LizardBreath 10.16.10 at 8:57 pm

That certainly sounds better than my reaction: “Wow, it’s like those Stephen King Dark Tower things weren’t dumb!”

But I can now wholeheartedly recommend the book, having finished it.

15

roac 10.19.10 at 5:02 pm

I read “Thunderer” on this site’s recommendation, and while the writing is indeed gorgeous, I was left at the end with the feeling that the book had gone on too long without arriving anywhere in particular. I did not pursue the sequel because of a strong suspicion that it would be more of the same. Somebody tell me I am wrong and I will be delighted to pick Gilman up again, as he is obviously a huge talent.

(One thought I had about “Thunderer” was that the author seemed to have picked up on a bunch of ideas from Discworld and played them seriously instead of for laughs (e.g., the Listening Monks, the multiplicity of gods with limited jurisdiction).

16

LizardBreath 10.19.10 at 5:13 pm

15: While I wouldn’t have put it that negatively, I recognize what you’re saying about Thunderer — what I thought was that the structure was experimental, and that it could be suspected of incoherence. When I say I liked this one a lot better, it’s because the structure seemed much surer and more coherent. (Although I’m not sure if the ending was deliberately open-ended and doubtful, or a setup for a sequel. I’m hoping for the former.)

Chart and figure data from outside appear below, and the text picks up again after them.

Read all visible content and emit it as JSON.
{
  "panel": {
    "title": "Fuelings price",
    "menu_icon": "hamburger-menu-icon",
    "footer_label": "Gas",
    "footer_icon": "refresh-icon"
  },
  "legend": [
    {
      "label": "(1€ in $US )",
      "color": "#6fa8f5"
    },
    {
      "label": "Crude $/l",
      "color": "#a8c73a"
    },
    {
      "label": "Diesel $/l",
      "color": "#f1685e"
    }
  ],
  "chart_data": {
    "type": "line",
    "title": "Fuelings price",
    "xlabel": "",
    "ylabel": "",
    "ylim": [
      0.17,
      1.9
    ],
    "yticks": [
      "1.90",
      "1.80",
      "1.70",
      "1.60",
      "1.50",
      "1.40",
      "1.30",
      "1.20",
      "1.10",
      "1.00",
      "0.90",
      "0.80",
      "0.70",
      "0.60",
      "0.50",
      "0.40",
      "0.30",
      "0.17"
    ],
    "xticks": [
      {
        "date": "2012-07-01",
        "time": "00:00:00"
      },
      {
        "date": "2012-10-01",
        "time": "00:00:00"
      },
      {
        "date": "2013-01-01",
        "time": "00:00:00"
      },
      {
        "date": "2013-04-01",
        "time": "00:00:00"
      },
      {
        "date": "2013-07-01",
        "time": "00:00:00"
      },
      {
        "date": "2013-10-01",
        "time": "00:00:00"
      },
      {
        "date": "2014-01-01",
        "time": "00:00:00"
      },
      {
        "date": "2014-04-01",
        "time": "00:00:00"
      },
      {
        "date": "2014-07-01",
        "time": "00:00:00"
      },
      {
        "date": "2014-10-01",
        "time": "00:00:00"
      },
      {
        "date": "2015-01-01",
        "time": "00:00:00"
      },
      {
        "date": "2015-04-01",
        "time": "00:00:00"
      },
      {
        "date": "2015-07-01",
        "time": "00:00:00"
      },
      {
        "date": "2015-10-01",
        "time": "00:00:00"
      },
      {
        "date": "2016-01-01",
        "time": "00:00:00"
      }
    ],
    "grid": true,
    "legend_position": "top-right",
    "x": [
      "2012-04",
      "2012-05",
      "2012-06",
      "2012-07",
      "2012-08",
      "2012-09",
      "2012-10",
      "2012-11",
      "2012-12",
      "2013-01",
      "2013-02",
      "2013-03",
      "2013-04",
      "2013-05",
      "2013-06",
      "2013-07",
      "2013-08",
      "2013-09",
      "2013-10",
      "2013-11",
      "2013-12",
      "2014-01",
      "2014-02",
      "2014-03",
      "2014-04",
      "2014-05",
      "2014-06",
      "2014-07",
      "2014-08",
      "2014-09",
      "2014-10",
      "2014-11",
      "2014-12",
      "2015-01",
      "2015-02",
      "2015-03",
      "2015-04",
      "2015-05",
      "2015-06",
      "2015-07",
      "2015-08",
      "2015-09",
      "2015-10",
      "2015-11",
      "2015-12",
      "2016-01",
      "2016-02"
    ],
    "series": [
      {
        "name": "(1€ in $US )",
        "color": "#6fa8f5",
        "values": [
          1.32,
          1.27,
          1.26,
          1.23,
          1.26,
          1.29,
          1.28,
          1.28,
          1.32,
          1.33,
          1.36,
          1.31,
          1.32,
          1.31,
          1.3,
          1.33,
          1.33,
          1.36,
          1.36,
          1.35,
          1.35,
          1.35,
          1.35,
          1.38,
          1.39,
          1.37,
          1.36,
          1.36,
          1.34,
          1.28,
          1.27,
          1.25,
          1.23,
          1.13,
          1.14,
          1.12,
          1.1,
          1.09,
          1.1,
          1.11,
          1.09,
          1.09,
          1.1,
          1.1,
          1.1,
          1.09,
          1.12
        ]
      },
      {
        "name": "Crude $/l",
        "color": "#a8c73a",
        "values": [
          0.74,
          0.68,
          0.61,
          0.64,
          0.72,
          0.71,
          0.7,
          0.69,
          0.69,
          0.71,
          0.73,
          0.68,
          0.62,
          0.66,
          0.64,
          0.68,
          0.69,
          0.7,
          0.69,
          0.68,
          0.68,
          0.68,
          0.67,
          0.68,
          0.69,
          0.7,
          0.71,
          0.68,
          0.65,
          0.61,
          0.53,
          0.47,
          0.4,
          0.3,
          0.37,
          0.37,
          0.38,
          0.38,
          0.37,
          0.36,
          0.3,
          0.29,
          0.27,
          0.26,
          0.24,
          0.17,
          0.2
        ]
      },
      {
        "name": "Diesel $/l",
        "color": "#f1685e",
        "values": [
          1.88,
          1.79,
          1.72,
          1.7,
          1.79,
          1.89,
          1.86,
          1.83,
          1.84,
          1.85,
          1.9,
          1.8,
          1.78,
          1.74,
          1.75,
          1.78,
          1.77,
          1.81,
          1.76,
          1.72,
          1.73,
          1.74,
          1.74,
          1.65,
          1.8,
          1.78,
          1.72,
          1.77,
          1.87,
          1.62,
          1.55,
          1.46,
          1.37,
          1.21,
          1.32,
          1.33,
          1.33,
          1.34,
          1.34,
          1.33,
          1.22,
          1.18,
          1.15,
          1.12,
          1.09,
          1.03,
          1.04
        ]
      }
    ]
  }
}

a bunch of ideas from Discworld

This seems unfair to me. Pratchett’s parodying a lot of older fantasy (it starts out as a pretty faithful mockery of Lieber’s Fafhrd and the Grey Mouser books, and then wanders), and I think Gilman might recognizably pull some fantasy idioms from sources Pratchett also uses, but that doesn’t mean he’s redoing Discworld with a straight face.

17

roac 10.19.10 at 6:06 pm

My comment about Discworld was observation not criticism. It’s what a writer does with an idea that counts, not where he got it. (If it wasn’t for borrowed ideas, we wouldn’t have no ideas at all.) If Gilman really did take Pratchett’s Listening Monks and run with them, more power to him, because what he did with the theme is very moving.

18

LizardBreath 10.19.10 at 6:14 pm

I guess, but I think you’re doing the equivalent of listening to a piece of music, recognizing a tune from “What’s Opera, Doc?” and concluding the composer was influenced by Warner Brothers cartoons. Not so much for the Listening Monks — Gilman’s thing didn’t seem close enough to the Pratchett that I would have picked it up as an influence, but I admittedly can’t think of anyplace else that specifically would have come from — but “the multiplicity of gods with limited jurisdiction” is an idea that’s all over fantasy, and tracing it to Pratchett sounds dismissive even if it’s not meant that way.